Exercise intolerance, or the inability to perform physical activity at the expected or desired level, is one of the many symptoms associated with long COVID. In a study, Yale researchers help explain what specifically is driving this symptom, offering much needed information for patients and generating new directions for future research.
The study was published Dec. 15 in the journal ERJ Open Research.
When a patient reports shortness of breath or exercise intolerance, physicians will usually run tests — such as CT scans, echocardiograms, or pulmonary function testing — to determine whether the symptom is being caused by limitations in the lungs or the heart since, typically, it’s one or the other. In some cases, however, neither lung nor heart function appear to be hindered.
Evidence has emerged that patients with long COVID who experience these symptoms tend to fall in the latter category, with standard tests identifying no heart or lung limitations.
For these patients, the next step is typically a cardiopulmonary exercise test in which the patient rides a stationary bike or runs on a treadmill while sensors track physiological activity up to the point the person feels they have to stop the exercise. However, there are still patients for whom this type of test reveals no cause of exercise intolerance.
Yale is one of very few places in the United States where a more advanced version of this evaluation — the invasive cardiopulmonary exercise test, or iCPET — is available. For the test, pressure sensing catheters are inserted into the pulmonary artery, a main blood vessel in the lungs, and at an artery in the wrist. As patients exercise, physicians track various measures to observe how well the heart, lungs, blood vessels, and muscles are functioning.
In the new study, 55 patients were evaluated for post-COVID exercise intolerance, including 41 who showed no evidence of heart or lung limitations after initial tests. They then underwent iCPET.

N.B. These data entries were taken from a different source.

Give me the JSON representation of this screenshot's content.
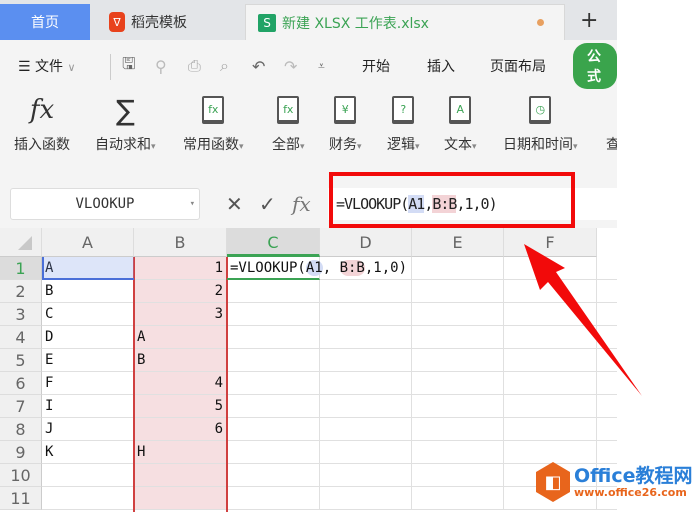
{
  "tabs": {
    "home": "首页",
    "template": "稻壳模板",
    "file": "新建 XLSX 工作表.xlsx",
    "new_tab": "+"
  },
  "menu": {
    "file": "文件",
    "items": [
      "开始",
      "插入",
      "页面布局",
      "公式"
    ]
  },
  "ribbon": [
    {
      "label": "插入函数",
      "icon": "fx-icon",
      "glyph": "fx"
    },
    {
      "label": "自动求和",
      "icon": "sigma-icon",
      "glyph": "∑"
    },
    {
      "label": "常用函数",
      "icon": "fx-star-book-icon",
      "glyph": "fx"
    },
    {
      "label": "全部",
      "icon": "fx-book-icon",
      "glyph": "fx"
    },
    {
      "label": "财务",
      "icon": "yen-book-icon",
      "glyph": "¥"
    },
    {
      "label": "逻辑",
      "icon": "question-book-icon",
      "glyph": "?"
    },
    {
      "label": "文本",
      "icon": "text-book-icon",
      "glyph": "A"
    },
    {
      "label": "日期和时间",
      "icon": "clock-book-icon",
      "glyph": "◷"
    },
    {
      "label": "查",
      "icon": "lookup-icon",
      "glyph": ""
    }
  ],
  "formula_bar": {
    "name_box": "VLOOKUP",
    "fx": "fx",
    "formula_prefix": "=VLOOKUP(",
    "arg1": "A1",
    "sep1": ",",
    "arg2": "B:B",
    "formula_suffix": ",1,0)"
  },
  "columns": [
    "A",
    "B",
    "C",
    "D",
    "E",
    "F"
  ],
  "rows": [
    {
      "n": "1",
      "a": "A",
      "b": "1"
    },
    {
      "n": "2",
      "a": "B",
      "b": "2"
    },
    {
      "n": "3",
      "a": "C",
      "b": "3"
    },
    {
      "n": "4",
      "a": "D",
      "b": "A"
    },
    {
      "n": "5",
      "a": "E",
      "b": "B"
    },
    {
      "n": "6",
      "a": "F",
      "b": "4"
    },
    {
      "n": "7",
      "a": "I",
      "b": "5"
    },
    {
      "n": "8",
      "a": "J",
      "b": "6"
    },
    {
      "n": "9",
      "a": "K",
      "b": "H"
    },
    {
      "n": "10",
      "a": "",
      "b": ""
    },
    {
      "n": "11",
      "a": "",
      "b": ""
    }
  ],
  "c1": {
    "prefix": "=VLOOKUP(",
    "arg1": "A1",
    "sep": ", ",
    "arg2": "B:B",
    "suffix": ",1,0)"
  },
  "watermark": {
    "title": "Office教程网",
    "url": "www.office26.com"
  },
  "colors": {
    "accent": "#3ba354",
    "annotation": "#f20a0a"
  }
}
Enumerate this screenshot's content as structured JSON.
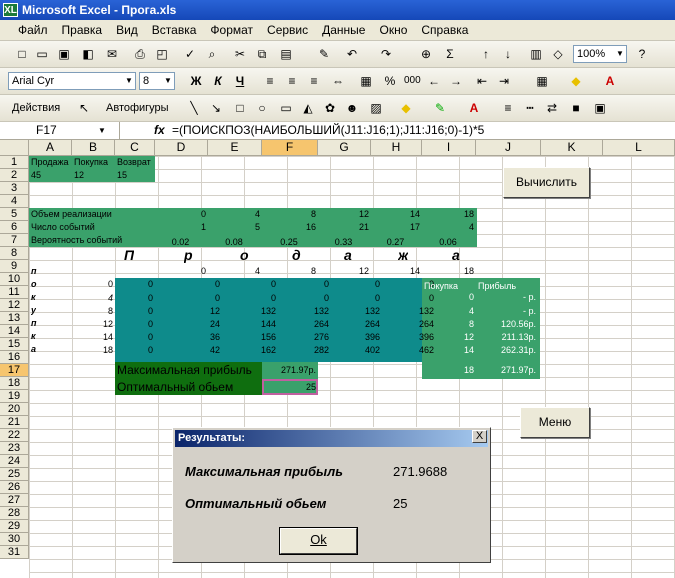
{
  "window": {
    "title": "Microsoft Excel - Прога.xls",
    "app_icon": "XL"
  },
  "menu": [
    "Файл",
    "Правка",
    "Вид",
    "Вставка",
    "Формат",
    "Сервис",
    "Данные",
    "Окно",
    "Справка"
  ],
  "toolbar1": {
    "zoom": "100%"
  },
  "toolbar2": {
    "font": "Arial Cyr",
    "size": "8",
    "bold": "Ж",
    "italic": "К",
    "underline": "Ч",
    "percent": "%",
    "thousands": "000"
  },
  "toolbar3": {
    "actions": "Действия",
    "autoshapes": "Автофигуры"
  },
  "formula_bar": {
    "cell": "F17",
    "fx": "fx",
    "formula": "=(ПОИСКПОЗ(НАИБОЛЬШИЙ(J11:J16;1);J11:J16;0)-1)*5"
  },
  "columns": [
    "A",
    "B",
    "C",
    "D",
    "E",
    "F",
    "G",
    "H",
    "I",
    "J",
    "K",
    "L"
  ],
  "rows": [
    "1",
    "2",
    "3",
    "4",
    "5",
    "6",
    "7",
    "8",
    "9",
    "10",
    "11",
    "12",
    "13",
    "14",
    "15",
    "16",
    "17",
    "18",
    "19",
    "20",
    "21",
    "22",
    "23",
    "24",
    "25",
    "26",
    "27",
    "28",
    "29",
    "30",
    "31"
  ],
  "r1": [
    "Продажа",
    "Покупка",
    "Возврат"
  ],
  "r2": [
    "45",
    "12",
    "15"
  ],
  "r5": {
    "label": "Объем реализации",
    "values": [
      "0",
      "4",
      "8",
      "12",
      "14",
      "18"
    ]
  },
  "r6": {
    "label": "Число событий",
    "values": [
      "1",
      "5",
      "16",
      "21",
      "17",
      "4"
    ]
  },
  "r7": {
    "label": "Вероятность событий",
    "values": [
      "0.02",
      "0.08",
      "0.25",
      "0.33",
      "0.27",
      "0.06"
    ]
  },
  "sales_letters": [
    "П",
    "р",
    "о",
    "д",
    "а",
    "ж",
    "а"
  ],
  "purchase_letters": [
    "п",
    "о",
    "к",
    "у",
    "п",
    "к",
    "а"
  ],
  "r9_values": [
    "0",
    "4",
    "8",
    "12",
    "14",
    "18"
  ],
  "row_b_values": [
    "0",
    "4",
    "8",
    "12",
    "14",
    "18"
  ],
  "matrix": [
    [
      "0",
      "0",
      "0",
      "0",
      "0",
      "0"
    ],
    [
      "0",
      "0",
      "0",
      "0",
      "0",
      "0"
    ],
    [
      "0",
      "12",
      "132",
      "132",
      "132",
      "132"
    ],
    [
      "0",
      "24",
      "144",
      "264",
      "264",
      "264"
    ],
    [
      "0",
      "36",
      "156",
      "276",
      "396",
      "396"
    ],
    [
      "0",
      "42",
      "162",
      "282",
      "402",
      "462"
    ]
  ],
  "right_table": {
    "h1": "Покупка",
    "h2": "Прибыль",
    "rows": [
      [
        "0",
        "-   р."
      ],
      [
        "4",
        "-   р."
      ],
      [
        "8",
        "120.56р."
      ],
      [
        "12",
        "211.13р."
      ],
      [
        "14",
        "262.31р."
      ],
      [
        "18",
        "271.97р."
      ]
    ]
  },
  "r16": {
    "label": "Максимальная прибыль",
    "value": "271.97р."
  },
  "r17": {
    "label": "Оптимальный обьем",
    "value": "25"
  },
  "buttons": {
    "calc": "Вычислить",
    "menu": "Меню"
  },
  "dialog": {
    "title": "Результаты:",
    "close": "X",
    "max_label": "Максимальная прибыль",
    "max_value": "271.9688",
    "opt_label": "Оптимальный обьем",
    "opt_value": "25",
    "ok": "Ok"
  }
}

“We found that despite the fact that the heart was pumping oxygenated blood that the lungs were providing adequate amounts of oxygen for, the extraction of oxygen by the body’s tissues was compromised in patients who had symptoms of exercise intolerance after COVID,” said Peter Kahn, a pulmonary and critical care fellow at Yale School of Medicine and lead author of the study.

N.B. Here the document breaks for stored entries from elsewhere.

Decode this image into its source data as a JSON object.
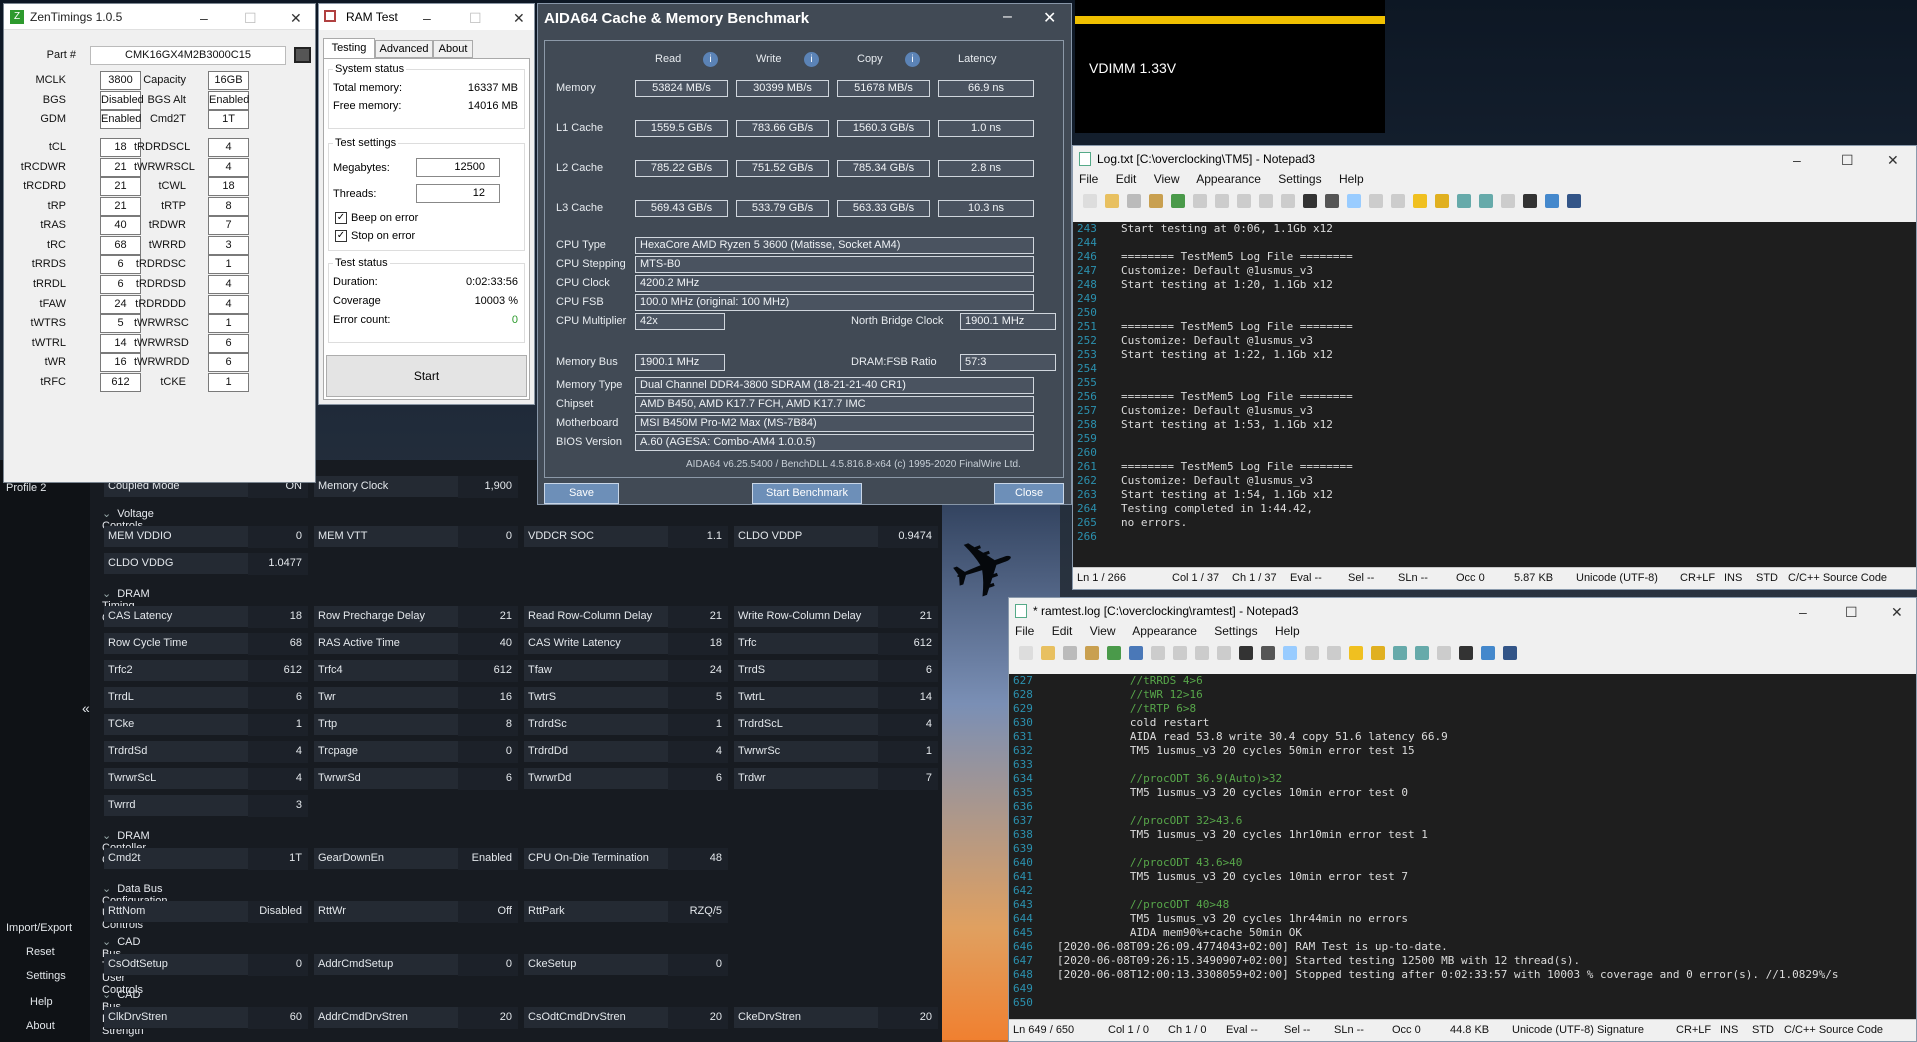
{
  "zentimings": {
    "title": "ZenTimings 1.0.5",
    "part_label": "Part #",
    "part_value": "CMK16GX4M2B3000C15",
    "left": [
      {
        "label": "MCLK",
        "value": "3800"
      },
      {
        "label": "BGS",
        "value": "Disabled"
      },
      {
        "label": "GDM",
        "value": "Enabled"
      },
      {
        "label": "tCL",
        "value": "18"
      },
      {
        "label": "tRCDWR",
        "value": "21"
      },
      {
        "label": "tRCDRD",
        "value": "21"
      },
      {
        "label": "tRP",
        "value": "21"
      },
      {
        "label": "tRAS",
        "value": "40"
      },
      {
        "label": "tRC",
        "value": "68"
      },
      {
        "label": "tRRDS",
        "value": "6"
      },
      {
        "label": "tRRDL",
        "value": "6"
      },
      {
        "label": "tFAW",
        "value": "24"
      },
      {
        "label": "tWTRS",
        "value": "5"
      },
      {
        "label": "tWTRL",
        "value": "14"
      },
      {
        "label": "tWR",
        "value": "16"
      },
      {
        "label": "tRFC",
        "value": "612"
      }
    ],
    "right": [
      {
        "label": "Capacity",
        "value": "16GB"
      },
      {
        "label": "BGS Alt",
        "value": "Enabled"
      },
      {
        "label": "Cmd2T",
        "value": "1T"
      },
      {
        "label": "tRDRDSCL",
        "value": "4"
      },
      {
        "label": "tWRWRSCL",
        "value": "4"
      },
      {
        "label": "tCWL",
        "value": "18"
      },
      {
        "label": "tRTP",
        "value": "8"
      },
      {
        "label": "tRDWR",
        "value": "7"
      },
      {
        "label": "tWRRD",
        "value": "3"
      },
      {
        "label": "tRDRDSC",
        "value": "1"
      },
      {
        "label": "tRDRDSD",
        "value": "4"
      },
      {
        "label": "tRDRDDD",
        "value": "4"
      },
      {
        "label": "tWRWRSC",
        "value": "1"
      },
      {
        "label": "tWRWRSD",
        "value": "6"
      },
      {
        "label": "tWRWRDD",
        "value": "6"
      },
      {
        "label": "tCKE",
        "value": "1"
      }
    ]
  },
  "ramtest": {
    "title": "RAM Test",
    "tabs": [
      "Testing",
      "Advanced",
      "About"
    ],
    "system_status": "System status",
    "total_memory_label": "Total memory:",
    "total_memory": "16337 MB",
    "free_memory_label": "Free memory:",
    "free_memory": "14016 MB",
    "test_settings": "Test settings",
    "megabytes_label": "Megabytes:",
    "megabytes": "12500",
    "threads_label": "Threads:",
    "threads": "12",
    "beep": "Beep on error",
    "stop": "Stop on error",
    "test_status": "Test status",
    "duration_label": "Duration:",
    "duration": "0:02:33:56",
    "coverage_label": "Coverage",
    "coverage": "10003 %",
    "error_label": "Error count:",
    "error": "0",
    "start": "Start"
  },
  "aida": {
    "title": "AIDA64 Cache & Memory Benchmark",
    "headers": [
      "Read",
      "Write",
      "Copy",
      "Latency"
    ],
    "rows": [
      {
        "label": "Memory",
        "values": [
          "53824 MB/s",
          "30399 MB/s",
          "51678 MB/s",
          "66.9 ns"
        ]
      },
      {
        "label": "L1 Cache",
        "values": [
          "1559.5 GB/s",
          "783.66 GB/s",
          "1560.3 GB/s",
          "1.0 ns"
        ]
      },
      {
        "label": "L2 Cache",
        "values": [
          "785.22 GB/s",
          "751.52 GB/s",
          "785.34 GB/s",
          "2.8 ns"
        ]
      },
      {
        "label": "L3 Cache",
        "values": [
          "569.43 GB/s",
          "533.79 GB/s",
          "563.33 GB/s",
          "10.3 ns"
        ]
      }
    ],
    "cpu_type_label": "CPU Type",
    "cpu_type": "HexaCore AMD Ryzen 5 3600  (Matisse, Socket AM4)",
    "cpu_stepping_label": "CPU Stepping",
    "cpu_stepping": "MTS-B0",
    "cpu_clock_label": "CPU Clock",
    "cpu_clock": "4200.2 MHz",
    "cpu_fsb_label": "CPU FSB",
    "cpu_fsb": "100.0 MHz  (original: 100 MHz)",
    "cpu_mult_label": "CPU Multiplier",
    "cpu_mult": "42x",
    "nb_clock_label": "North Bridge Clock",
    "nb_clock": "1900.1 MHz",
    "mem_bus_label": "Memory Bus",
    "mem_bus": "1900.1 MHz",
    "dram_fsb_label": "DRAM:FSB Ratio",
    "dram_fsb": "57:3",
    "mem_type_label": "Memory Type",
    "mem_type": "Dual Channel DDR4-3800 SDRAM  (18-21-21-40 CR1)",
    "chipset_label": "Chipset",
    "chipset": "AMD B450, AMD K17.7 FCH, AMD K17.7 IMC",
    "mobo_label": "Motherboard",
    "mobo": "MSI B450M Pro-M2 Max (MS-7B84)",
    "bios_label": "BIOS Version",
    "bios": "A.60  (AGESA: Combo-AM4 1.0.0.5)",
    "footer": "AIDA64 v6.25.5400 / BenchDLL 4.5.816.8-x64  (c) 1995-2020 FinalWire Ltd.",
    "save": "Save",
    "start": "Start Benchmark",
    "close": "Close"
  },
  "vdimm": {
    "text": "VDIMM 1.33V",
    "bar_color": "#f0c000"
  },
  "np1": {
    "title": "Log.txt [C:\\overclocking\\TM5] - Notepad3",
    "menu": [
      "File",
      "Edit",
      "View",
      "Appearance",
      "Settings",
      "Help"
    ],
    "lines": [
      {
        "n": "243",
        "t": "Start testing at 0:06, 1.1Gb x12"
      },
      {
        "n": "244",
        "t": ""
      },
      {
        "n": "246",
        "t": "======== TestMem5 Log File ========"
      },
      {
        "n": "247",
        "t": "Customize: Default @1usmus_v3"
      },
      {
        "n": "248",
        "t": "Start testing at 1:20, 1.1Gb x12"
      },
      {
        "n": "249",
        "t": ""
      },
      {
        "n": "250",
        "t": ""
      },
      {
        "n": "251",
        "t": "======== TestMem5 Log File ========"
      },
      {
        "n": "252",
        "t": "Customize: Default @1usmus_v3"
      },
      {
        "n": "253",
        "t": "Start testing at 1:22, 1.1Gb x12"
      },
      {
        "n": "254",
        "t": ""
      },
      {
        "n": "255",
        "t": ""
      },
      {
        "n": "256",
        "t": "======== TestMem5 Log File ========"
      },
      {
        "n": "257",
        "t": "Customize: Default @1usmus_v3"
      },
      {
        "n": "258",
        "t": "Start testing at 1:53, 1.1Gb x12"
      },
      {
        "n": "259",
        "t": ""
      },
      {
        "n": "260",
        "t": ""
      },
      {
        "n": "261",
        "t": "======== TestMem5 Log File ========"
      },
      {
        "n": "262",
        "t": "Customize: Default @1usmus_v3"
      },
      {
        "n": "263",
        "t": "Start testing at 1:54, 1.1Gb x12"
      },
      {
        "n": "264",
        "t": "Testing completed in 1:44.42,"
      },
      {
        "n": "265",
        "t": "no errors."
      },
      {
        "n": "266",
        "t": ""
      }
    ],
    "status": [
      "Ln 1 / 266",
      "Col 1 / 37",
      "Ch 1 / 37",
      "Eval --",
      "Sel --",
      "SLn --",
      "Occ 0",
      "5.87 KB",
      "Unicode (UTF-8)",
      "CR+LF",
      "INS",
      "STD",
      "C/C++ Source Code"
    ]
  },
  "np2": {
    "title": "* ramtest.log [C:\\overclocking\\ramtest] - Notepad3",
    "menu": [
      "File",
      "Edit",
      "View",
      "Appearance",
      "Settings",
      "Help"
    ],
    "lines": [
      {
        "n": "627",
        "t": "           //tRRDS 4>6",
        "c": "comment"
      },
      {
        "n": "628",
        "t": "           //tWR 12>16",
        "c": "comment"
      },
      {
        "n": "629",
        "t": "           //tRTP 6>8",
        "c": "comment"
      },
      {
        "n": "630",
        "t": "           cold restart",
        "c": ""
      },
      {
        "n": "631",
        "t": "           AIDA read 53.8 write 30.4 copy 51.6 latency 66.9",
        "c": ""
      },
      {
        "n": "632",
        "t": "           TM5 1usmus_v3 20 cycles 50min error test 15",
        "c": ""
      },
      {
        "n": "633",
        "t": "",
        "c": ""
      },
      {
        "n": "634",
        "t": "           //procODT 36.9(Auto)>32",
        "c": "comment"
      },
      {
        "n": "635",
        "t": "           TM5 1usmus_v3 20 cycles 10min error test 0",
        "c": ""
      },
      {
        "n": "636",
        "t": "",
        "c": ""
      },
      {
        "n": "637",
        "t": "           //procODT 32>43.6",
        "c": "comment"
      },
      {
        "n": "638",
        "t": "           TM5 1usmus_v3 20 cycles 1hr10min error test 1",
        "c": ""
      },
      {
        "n": "639",
        "t": "",
        "c": ""
      },
      {
        "n": "640",
        "t": "           //procODT 43.6>40",
        "c": "comment"
      },
      {
        "n": "641",
        "t": "           TM5 1usmus_v3 20 cycles 10min error test 7",
        "c": ""
      },
      {
        "n": "642",
        "t": "",
        "c": ""
      },
      {
        "n": "643",
        "t": "           //procODT 40>48",
        "c": "comment"
      },
      {
        "n": "644",
        "t": "           TM5 1usmus_v3 20 cycles 1hr44min no errors",
        "c": ""
      },
      {
        "n": "645",
        "t": "           AIDA mem90%+cache 50min OK",
        "c": ""
      },
      {
        "n": "646",
        "t": "[2020-06-08T09:26:09.4774043+02:00] RAM Test is up-to-date.",
        "c": ""
      },
      {
        "n": "647",
        "t": "[2020-06-08T09:26:15.3490907+02:00] Started testing 12500 MB with 12 thread(s).",
        "c": ""
      },
      {
        "n": "648",
        "t": "[2020-06-08T12:00:13.3308059+02:00] Stopped testing after 0:02:33:57 with 10003 % coverage and 0 error(s). //1.0829%/s",
        "c": ""
      },
      {
        "n": "649",
        "t": "",
        "c": ""
      },
      {
        "n": "650",
        "t": "",
        "c": ""
      }
    ],
    "status": [
      "Ln 649 / 650",
      "Col 1 / 0",
      "Ch 1 / 0",
      "Eval --",
      "Sel --",
      "SLn --",
      "Occ 0",
      "44.8 KB",
      "Unicode (UTF-8) Signature",
      "CR+LF",
      "INS",
      "STD",
      "C/C++ Source Code"
    ]
  },
  "ryzen": {
    "sidebar": [
      "Profile 2",
      "Import/Export",
      "Reset",
      "Settings",
      "Help",
      "About"
    ],
    "top_row": [
      {
        "label": "Coupled Mode",
        "value": "ON"
      },
      {
        "label": "Memory Clock",
        "value": "1,900"
      }
    ],
    "sections": [
      {
        "title": "Voltage Controls",
        "rows": [
          [
            {
              "label": "MEM VDDIO",
              "value": "0"
            },
            {
              "label": "MEM VTT",
              "value": "0"
            },
            {
              "label": "VDDCR SOC",
              "value": "1.1"
            },
            {
              "label": "CLDO VDDP",
              "value": "0.9474"
            }
          ],
          [
            {
              "label": "CLDO VDDG",
              "value": "1.0477"
            }
          ]
        ]
      },
      {
        "title": "DRAM Timing Configuration",
        "rows": [
          [
            {
              "label": "CAS Latency",
              "value": "18"
            },
            {
              "label": "Row Precharge Delay",
              "value": "21"
            },
            {
              "label": "Read Row-Column Delay",
              "value": "21"
            },
            {
              "label": "Write Row-Column Delay",
              "value": "21"
            }
          ],
          [
            {
              "label": "Row Cycle Time",
              "value": "68"
            },
            {
              "label": "RAS Active Time",
              "value": "40"
            },
            {
              "label": "CAS Write Latency",
              "value": "18"
            },
            {
              "label": "Trfc",
              "value": "612"
            }
          ],
          [
            {
              "label": "Trfc2",
              "value": "612"
            },
            {
              "label": "Trfc4",
              "value": "612"
            },
            {
              "label": "Tfaw",
              "value": "24"
            },
            {
              "label": "TrrdS",
              "value": "6"
            }
          ],
          [
            {
              "label": "TrrdL",
              "value": "6"
            },
            {
              "label": "Twr",
              "value": "16"
            },
            {
              "label": "TwtrS",
              "value": "5"
            },
            {
              "label": "TwtrL",
              "value": "14"
            }
          ],
          [
            {
              "label": "TCke",
              "value": "1"
            },
            {
              "label": "Trtp",
              "value": "8"
            },
            {
              "label": "TrdrdSc",
              "value": "1"
            },
            {
              "label": "TrdrdScL",
              "value": "4"
            }
          ],
          [
            {
              "label": "TrdrdSd",
              "value": "4"
            },
            {
              "label": "Trcpage",
              "value": "0"
            },
            {
              "label": "TrdrdDd",
              "value": "4"
            },
            {
              "label": "TwrwrSc",
              "value": "1"
            }
          ],
          [
            {
              "label": "TwrwrScL",
              "value": "4"
            },
            {
              "label": "TwrwrSd",
              "value": "6"
            },
            {
              "label": "TwrwrDd",
              "value": "6"
            },
            {
              "label": "Trdwr",
              "value": "7"
            }
          ],
          [
            {
              "label": "Twrrd",
              "value": "3"
            }
          ]
        ]
      },
      {
        "title": "DRAM Contoller Configuration",
        "rows": [
          [
            {
              "label": "Cmd2t",
              "value": "1T"
            },
            {
              "label": "GearDownEn",
              "value": "Enabled"
            },
            {
              "label": "CPU On-Die Termination",
              "value": "48"
            }
          ]
        ]
      },
      {
        "title": "Data Bus Configuration User Controls",
        "rows": [
          [
            {
              "label": "RttNom",
              "value": "Disabled"
            },
            {
              "label": "RttWr",
              "value": "Off"
            },
            {
              "label": "RttPark",
              "value": "RZQ/5"
            }
          ]
        ]
      },
      {
        "title": "CAD Bus Timing User Controls",
        "rows": [
          [
            {
              "label": "CsOdtSetup",
              "value": "0"
            },
            {
              "label": "AddrCmdSetup",
              "value": "0"
            },
            {
              "label": "CkeSetup",
              "value": "0"
            }
          ]
        ]
      },
      {
        "title": "CAD Bus Drive Strength",
        "rows": [
          [
            {
              "label": "ClkDrvStren",
              "value": "60"
            },
            {
              "label": "AddrCmdDrvStren",
              "value": "20"
            },
            {
              "label": "CsOdtCmdDrvStren",
              "value": "20"
            },
            {
              "label": "CkeDrvStren",
              "value": "20"
            }
          ]
        ]
      }
    ]
  }
}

The study, which follows an earlier study from the research group that yielded molecular insights into the origins of exercise intolerance, also offers patients insight into their symptoms.
“The majority of patients just want to know that there’s something real going on,” said Phillip Joseph, assistant professor of internal medicine at Yale School of Medicine and a coauthor of the study. “I think that’s a very valid reason to undergo a test.”
Based on his experience, Joseph believes that just having this information is enough for many long COVID patients; most, he said, do not choose to pursue the few treatment options currently available for exercise intolerance. To date, those options include high-dose vitamins and pyridostigmine, a medication for muscle weakness, both of which are approved for other uses but have not yet been tested in clinical trials for post-COVID exercise intolerance.
Another benefit of this research, said Kahn, is dispelling potentially harmful myths that have emerged around post-COVID exercise intolerance. Some patients have been told that their symptoms are a result of deconditioning, or decline from lack of physical activity, and that reconditioning alone would address the intolerance.
“Our findings contradict that hypothesis, and instead support the idea that there is a clear physiologic abnormality underpinning the symptoms experienced by our patients,” said Kahn.
While iCPET revealed that impaired oxygen extraction was a common occurrence among the post-COVID patients in the study, the test is invasive, time intensive, and not offered in most medical centers. With this finding in hand, however, future studies may be able to uncover alternative, less invasive tests that can achieve the same results, the researchers say.
“Our findings not only provide the beginnings of a mechanistic insight into exercise intolerance in those with post-COVID exertional intolerance but also provide an opportunity to consider less invasive diagnostic testing and begin a renewed focus on targeted therapies,” said Kahn.